“Watch that baby for a while,” he remarked, “and you will learn the lesson of most human endeavour. Madam, I have a proposition to make you. You cannot wish to remain at the inn, nor can you be long happy separated from your daughter. I have lost Bela. I do not know how, nor would I be willing, to replace him by another servant. I need a housekeeper; some one devoted to my interests and who will not ask me to change my habits too materially. Will you accept the position, if I add as an inducement my desire to have Reuther also as an inmate of my home? This does not mean that I countenance or in any way anticipate her union with my son. I do not; but any other advantages she may desire, she shall have. I will not be strict with her.”
“Judge Ostrander!”
Deborah Scoville was never more taken aback in her life. The recluse opening his doors to two women! The man of mystery flinging aside the reticences of years to harbour an innocence which he refused to let weigh against the claims of a son he has seen fit to banish from his heart and home!
“You may take time to think of it,” he continued, as he watched the confused emotions change from moment to moment the character of her mobile features. “I shall not have my affairs adjusted for such a change before a week. If you accept, I shall be very grateful. If you decline, I shall close up my two rear gates, and go into solitary seclusion. I can cook a meal if I have to.”
And she saw that he would do it; saw and wondered still more.
“I shall have to write to Reuther,” she murmured. “How soon do you want my decision?”
“In four days.”
“I am too disturbed to thank you, judge. Should—should we have to keep the gates locked?”

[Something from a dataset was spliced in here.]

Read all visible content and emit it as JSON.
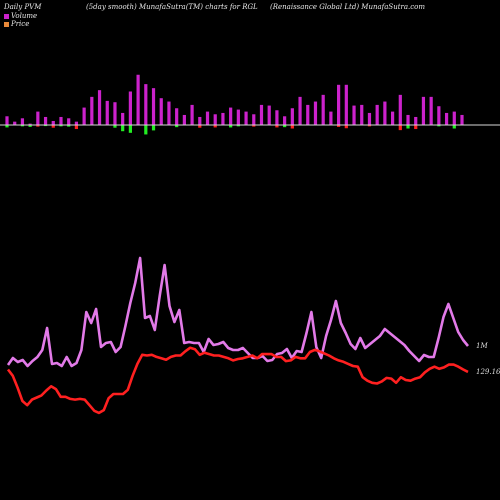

“No. But you would have to keep out unwelcome intruders. And the rights of my library will have to be respected. In all other regards I should wish, under these new circumstances, to live as other people live. I have been very lonely these past twelve years.”
“I will think about it.”
“And you may make note of these two conditions: Oliver’s name is not to be mentioned in my hearing, and you and Reuther are to be known by your real names.”
“You would—”
“Yes, madam. No secrecy is to be maintained in future as to your identity or my reasons for desiring you in my house. I need a housekeeper and you please me. That you have a past to forget and Reuther a disappointment to overcome, gives additional point to the arrangement.”
Her answer was:
“I cannot take back what I have said about my determined purpose.” In repeating this, she looked up at him askance.
He smiled. She remembered that smile long after the interview was over and only its memory remained.